Monday we drove straight to Oslo. We thought we would try a campsite first to see how crazy expensive it was, and then if it was unacceptable try and find somewhere free just outside the city. Luckily the campsite we found was OK. It wasn't cheap - but then nothing in Norway can be described as such. However, it was less than the last campsite we stayed at but it had free wifi and free electricity. Stu watched someone type in the code to enter the marina toilets, so we have the use of them too. We could also see the big ski jump slope off in the distance. It's basically a huge parking area behind the marina in Oslo, so there were loads of other motorhomes there of course. For the first time having electricity for a while we took the opportunity to charge up everything we have - so much quicker and easier than through the 12V plug. Stu note: there are well over a hundred motorhomes here - at £20 per night each this is serious money.

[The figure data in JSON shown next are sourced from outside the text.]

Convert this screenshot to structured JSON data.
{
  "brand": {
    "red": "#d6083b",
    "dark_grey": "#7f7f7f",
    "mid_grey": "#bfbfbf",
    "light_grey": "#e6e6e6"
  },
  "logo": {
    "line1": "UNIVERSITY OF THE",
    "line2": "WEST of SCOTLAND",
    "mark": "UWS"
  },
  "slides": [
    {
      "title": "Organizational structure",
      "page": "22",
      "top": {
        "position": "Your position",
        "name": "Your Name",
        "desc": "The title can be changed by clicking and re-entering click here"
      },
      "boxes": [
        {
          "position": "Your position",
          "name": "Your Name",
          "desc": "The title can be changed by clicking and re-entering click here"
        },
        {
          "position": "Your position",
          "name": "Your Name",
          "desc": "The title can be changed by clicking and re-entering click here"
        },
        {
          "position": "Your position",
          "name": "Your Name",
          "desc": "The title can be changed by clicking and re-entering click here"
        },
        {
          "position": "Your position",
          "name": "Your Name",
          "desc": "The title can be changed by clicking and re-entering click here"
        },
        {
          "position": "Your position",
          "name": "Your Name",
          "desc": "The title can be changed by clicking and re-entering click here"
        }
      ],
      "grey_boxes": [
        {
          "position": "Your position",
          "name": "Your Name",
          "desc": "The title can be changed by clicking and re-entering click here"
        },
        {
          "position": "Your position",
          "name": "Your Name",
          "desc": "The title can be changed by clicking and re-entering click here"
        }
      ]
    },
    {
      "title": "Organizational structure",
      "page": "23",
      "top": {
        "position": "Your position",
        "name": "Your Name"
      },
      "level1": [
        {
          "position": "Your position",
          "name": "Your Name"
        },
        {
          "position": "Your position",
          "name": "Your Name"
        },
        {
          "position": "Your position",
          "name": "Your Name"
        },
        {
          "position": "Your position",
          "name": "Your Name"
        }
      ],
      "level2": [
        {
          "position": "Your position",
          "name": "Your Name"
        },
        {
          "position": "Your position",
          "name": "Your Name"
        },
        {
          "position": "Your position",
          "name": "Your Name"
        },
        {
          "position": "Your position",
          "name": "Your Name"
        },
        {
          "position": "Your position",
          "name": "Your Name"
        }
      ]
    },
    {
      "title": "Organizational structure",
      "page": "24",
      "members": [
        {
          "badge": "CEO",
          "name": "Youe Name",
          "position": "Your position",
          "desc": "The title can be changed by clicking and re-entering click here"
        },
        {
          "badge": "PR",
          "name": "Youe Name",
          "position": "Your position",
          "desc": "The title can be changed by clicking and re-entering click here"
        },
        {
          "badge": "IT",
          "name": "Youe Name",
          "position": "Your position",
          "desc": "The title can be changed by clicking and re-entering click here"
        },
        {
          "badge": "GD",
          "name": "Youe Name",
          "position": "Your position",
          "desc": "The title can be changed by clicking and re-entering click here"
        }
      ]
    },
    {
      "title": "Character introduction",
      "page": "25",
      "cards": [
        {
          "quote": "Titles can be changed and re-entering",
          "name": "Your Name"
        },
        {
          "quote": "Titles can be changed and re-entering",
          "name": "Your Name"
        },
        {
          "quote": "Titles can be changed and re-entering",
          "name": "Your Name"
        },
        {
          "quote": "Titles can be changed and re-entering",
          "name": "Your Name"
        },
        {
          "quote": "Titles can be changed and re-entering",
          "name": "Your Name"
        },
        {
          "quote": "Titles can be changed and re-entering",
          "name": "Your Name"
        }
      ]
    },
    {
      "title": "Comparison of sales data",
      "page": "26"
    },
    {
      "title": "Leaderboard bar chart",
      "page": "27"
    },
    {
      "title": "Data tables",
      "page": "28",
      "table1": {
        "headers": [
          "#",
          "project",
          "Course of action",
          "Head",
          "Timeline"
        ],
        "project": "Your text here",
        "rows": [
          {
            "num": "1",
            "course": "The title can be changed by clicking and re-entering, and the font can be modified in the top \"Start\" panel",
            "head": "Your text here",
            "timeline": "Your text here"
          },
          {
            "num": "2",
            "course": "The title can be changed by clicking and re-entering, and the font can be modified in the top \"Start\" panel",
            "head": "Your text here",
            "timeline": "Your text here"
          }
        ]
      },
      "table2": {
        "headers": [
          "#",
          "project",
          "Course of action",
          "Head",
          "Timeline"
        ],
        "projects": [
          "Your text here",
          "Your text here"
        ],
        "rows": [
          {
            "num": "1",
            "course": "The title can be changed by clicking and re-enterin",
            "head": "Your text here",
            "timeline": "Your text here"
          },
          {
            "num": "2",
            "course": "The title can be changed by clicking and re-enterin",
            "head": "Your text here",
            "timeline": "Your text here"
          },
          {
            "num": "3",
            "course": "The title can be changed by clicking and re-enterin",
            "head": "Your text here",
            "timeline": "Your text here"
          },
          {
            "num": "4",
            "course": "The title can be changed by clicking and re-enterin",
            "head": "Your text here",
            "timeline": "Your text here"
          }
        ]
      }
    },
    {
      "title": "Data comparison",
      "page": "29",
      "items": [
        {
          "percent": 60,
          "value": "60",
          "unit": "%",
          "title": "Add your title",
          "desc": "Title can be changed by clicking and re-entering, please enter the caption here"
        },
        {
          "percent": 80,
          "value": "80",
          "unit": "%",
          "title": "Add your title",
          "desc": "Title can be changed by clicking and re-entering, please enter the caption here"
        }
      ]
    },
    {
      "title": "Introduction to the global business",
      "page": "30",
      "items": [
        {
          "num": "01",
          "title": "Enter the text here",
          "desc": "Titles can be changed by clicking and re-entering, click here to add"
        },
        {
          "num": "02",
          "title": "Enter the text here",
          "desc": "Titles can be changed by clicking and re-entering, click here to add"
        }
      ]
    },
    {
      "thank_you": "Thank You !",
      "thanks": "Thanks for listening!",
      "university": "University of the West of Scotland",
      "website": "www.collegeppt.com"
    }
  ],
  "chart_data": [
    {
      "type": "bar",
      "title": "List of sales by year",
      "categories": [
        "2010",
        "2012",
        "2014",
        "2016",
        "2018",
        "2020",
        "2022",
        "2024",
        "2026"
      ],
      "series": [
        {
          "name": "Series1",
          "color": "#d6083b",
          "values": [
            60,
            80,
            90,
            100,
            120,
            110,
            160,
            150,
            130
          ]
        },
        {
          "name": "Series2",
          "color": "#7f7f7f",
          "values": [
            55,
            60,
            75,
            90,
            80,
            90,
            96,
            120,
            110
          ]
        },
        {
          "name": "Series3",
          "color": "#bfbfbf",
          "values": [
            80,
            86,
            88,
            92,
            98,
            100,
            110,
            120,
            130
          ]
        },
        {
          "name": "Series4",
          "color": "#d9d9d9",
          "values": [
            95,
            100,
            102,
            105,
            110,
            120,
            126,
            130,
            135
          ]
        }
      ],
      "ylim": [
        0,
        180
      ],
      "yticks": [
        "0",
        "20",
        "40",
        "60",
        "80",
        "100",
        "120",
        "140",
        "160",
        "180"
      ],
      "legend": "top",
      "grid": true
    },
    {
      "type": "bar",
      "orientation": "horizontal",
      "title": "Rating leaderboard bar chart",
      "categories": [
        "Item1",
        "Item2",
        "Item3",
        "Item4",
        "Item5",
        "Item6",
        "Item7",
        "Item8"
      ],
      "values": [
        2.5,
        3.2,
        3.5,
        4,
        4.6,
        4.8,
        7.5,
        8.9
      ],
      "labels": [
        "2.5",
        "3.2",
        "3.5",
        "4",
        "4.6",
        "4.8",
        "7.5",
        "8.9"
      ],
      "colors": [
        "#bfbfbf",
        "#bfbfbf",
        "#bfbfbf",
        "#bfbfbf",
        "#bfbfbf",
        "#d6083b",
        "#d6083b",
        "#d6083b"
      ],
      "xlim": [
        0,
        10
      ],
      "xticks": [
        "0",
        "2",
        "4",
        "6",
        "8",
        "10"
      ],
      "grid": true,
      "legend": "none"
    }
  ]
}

This was also the first time we had been out on our bikes for a while too, and it was nice to get some proper exercise again. We headed first to Frogner Park. It was a nice big area to cycle around, and the main attraction within the park is the great Vigeland Sculpture Arrangement, designed by Gustav Vigeland. We cycled on towards the Royal Palace, altough the front grounds were being renovated which meant taking a decent picture wasn't very easy.
We took a walk down Karl Johans Gate, which is essentially the main high street. It looked fairly good for shopping, and was really busy with people. This route took us out in front of the Parliament building, and another little cycle lead us to Akershus Castle and Fortress, a medieval castle originally build to defend Norway in the late 1290s, but remodelled and modernised in the early 17th century. Part of it was just closing when we arrived so we didn't get to see inside. It gave a good view of Oslofjord from the fortress edge though.
Before heading back to the motorhome we decided to stop at a cafe for a drink, as it had been a hot and thirsty day on the bikes. We had originally planned to get a cold beer, but after seeing the prices in the menu I opted for a coke and Stu got some tap water. The cheapest beer was about £12! The pale ale, for 500ml, was a chilling £18.40!
On reflection I'm glad we came to Oslo - I don't think you could come to Norway and not visit it, but it's certainly not the most attractive city in the world. I'm sure we could have gone to some museums to make it more interesting but we found that an afternoon was plenty of time to see everything we wanted to.